Skip to content

nordinz7/maybankpdf2json

Repository files navigation

maybankpdf2json

PyPI version CI

Convert Maybank PDF statements into structured data.

TL;DR

  • Use one method: json()
  • Output includes: account_number, statement_date, transactions

Install

pip install maybankpdf2json

Usage

from maybankpdf2json import MaybankPdf2Json

with open("statement.pdf", "rb") as f:
  data = MaybankPdf2Json(f, "your_pdf_password").json()  # No password?

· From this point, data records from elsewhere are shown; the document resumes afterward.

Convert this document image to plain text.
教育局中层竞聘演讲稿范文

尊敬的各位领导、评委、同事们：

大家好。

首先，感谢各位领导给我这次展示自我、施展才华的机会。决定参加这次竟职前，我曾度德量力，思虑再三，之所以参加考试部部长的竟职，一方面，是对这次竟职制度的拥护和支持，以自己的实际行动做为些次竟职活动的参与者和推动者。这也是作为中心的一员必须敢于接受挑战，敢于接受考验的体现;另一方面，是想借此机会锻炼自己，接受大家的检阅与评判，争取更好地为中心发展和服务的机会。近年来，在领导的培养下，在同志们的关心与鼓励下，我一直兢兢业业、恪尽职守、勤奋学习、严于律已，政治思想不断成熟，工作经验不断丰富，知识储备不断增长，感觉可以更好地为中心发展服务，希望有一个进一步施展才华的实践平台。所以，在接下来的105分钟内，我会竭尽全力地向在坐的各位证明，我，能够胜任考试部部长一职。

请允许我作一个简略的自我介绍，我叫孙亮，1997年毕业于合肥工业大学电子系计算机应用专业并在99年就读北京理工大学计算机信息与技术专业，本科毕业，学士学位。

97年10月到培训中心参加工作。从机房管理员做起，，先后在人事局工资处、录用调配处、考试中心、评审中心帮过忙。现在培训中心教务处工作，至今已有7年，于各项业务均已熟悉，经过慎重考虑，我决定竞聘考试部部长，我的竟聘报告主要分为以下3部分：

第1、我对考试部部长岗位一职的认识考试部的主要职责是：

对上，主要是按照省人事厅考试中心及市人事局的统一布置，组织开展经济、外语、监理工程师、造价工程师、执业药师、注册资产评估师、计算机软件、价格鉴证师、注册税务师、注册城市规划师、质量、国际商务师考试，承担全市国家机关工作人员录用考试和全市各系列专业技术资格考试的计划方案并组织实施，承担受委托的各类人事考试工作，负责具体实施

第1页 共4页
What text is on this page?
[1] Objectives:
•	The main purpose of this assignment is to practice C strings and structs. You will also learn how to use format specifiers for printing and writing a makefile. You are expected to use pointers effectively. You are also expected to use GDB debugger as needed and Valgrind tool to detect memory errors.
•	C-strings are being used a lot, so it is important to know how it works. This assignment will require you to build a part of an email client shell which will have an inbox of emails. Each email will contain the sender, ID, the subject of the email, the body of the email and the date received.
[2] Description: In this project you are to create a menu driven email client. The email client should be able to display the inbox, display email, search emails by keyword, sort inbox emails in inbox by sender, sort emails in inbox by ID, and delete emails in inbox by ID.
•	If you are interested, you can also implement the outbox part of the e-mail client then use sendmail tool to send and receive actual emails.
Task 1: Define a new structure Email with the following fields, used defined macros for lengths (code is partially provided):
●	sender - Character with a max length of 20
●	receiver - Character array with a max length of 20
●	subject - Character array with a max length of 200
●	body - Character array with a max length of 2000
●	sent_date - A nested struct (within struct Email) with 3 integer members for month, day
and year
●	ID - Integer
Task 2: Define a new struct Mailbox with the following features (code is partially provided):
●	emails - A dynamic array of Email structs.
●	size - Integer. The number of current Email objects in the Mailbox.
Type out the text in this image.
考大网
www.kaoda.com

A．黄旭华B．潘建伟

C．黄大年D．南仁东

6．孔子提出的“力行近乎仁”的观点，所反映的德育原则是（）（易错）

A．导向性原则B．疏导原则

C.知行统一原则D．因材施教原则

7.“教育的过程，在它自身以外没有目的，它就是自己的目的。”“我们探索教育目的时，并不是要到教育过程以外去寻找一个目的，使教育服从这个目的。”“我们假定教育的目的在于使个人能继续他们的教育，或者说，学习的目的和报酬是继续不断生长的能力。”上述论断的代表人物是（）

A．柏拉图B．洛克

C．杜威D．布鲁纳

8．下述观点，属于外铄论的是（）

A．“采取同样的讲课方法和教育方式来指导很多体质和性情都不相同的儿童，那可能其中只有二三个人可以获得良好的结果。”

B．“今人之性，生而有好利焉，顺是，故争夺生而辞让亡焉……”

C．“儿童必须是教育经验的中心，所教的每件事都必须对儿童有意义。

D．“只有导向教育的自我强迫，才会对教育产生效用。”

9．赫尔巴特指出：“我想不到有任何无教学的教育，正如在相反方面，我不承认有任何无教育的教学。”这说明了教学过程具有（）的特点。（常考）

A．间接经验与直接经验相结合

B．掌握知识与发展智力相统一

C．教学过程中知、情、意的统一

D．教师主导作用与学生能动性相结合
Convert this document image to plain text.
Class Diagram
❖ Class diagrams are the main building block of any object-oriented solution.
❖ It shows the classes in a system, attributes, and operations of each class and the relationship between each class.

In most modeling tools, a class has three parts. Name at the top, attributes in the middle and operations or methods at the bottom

Omit the second argument.

print(data)

Example output:

{
  "account_number": "162021-851156",
  "statement_date": "30/09/24",
  "transactions": [
    {
      "date": "01/09/24",
      "desc": "BEGINNING BALANCE",
      "trans": 0,
      "bal": 3285.77
    }
  ]
}

Response Schema

Root Object

Field Type Format Notes
account_number str | None NNNNNN-NNNNNN May be None if not detected
statement_date str | None dd/mm/yy May be None if not detected
transactions list[Transaction] Array Ordered as parsed from statement

Transaction Object

Field Type Format Example
date str dd/mm/yy 01/09/24
desc str Free text BEGINNING BALANCE
trans float | int Signed numeric -10.0, 0, 250.5
bal float Signed numeric 3285.77

Date format is dd/mm/yy.

Quick Full-Data Test (tests folder)

  1. Put your statement PDF at tests/test.pdf.
  2. Run this from the project root:
TEST_PDF_PASSWORD='passwordOfTest.pdf' python3 -c "import json, os; from maybankpdf2json.extractor import MaybankPdf2Json; f=open('tests/test.pdf','rb'); print(json.dumps(MaybankPdf2Json(f, os.environ.get('TEST_PDF_PASSWORD','')).json(), indent=2)); f.close()"

If your PDF has no password, use TEST_PDF_PASSWORD=''.

MIT License.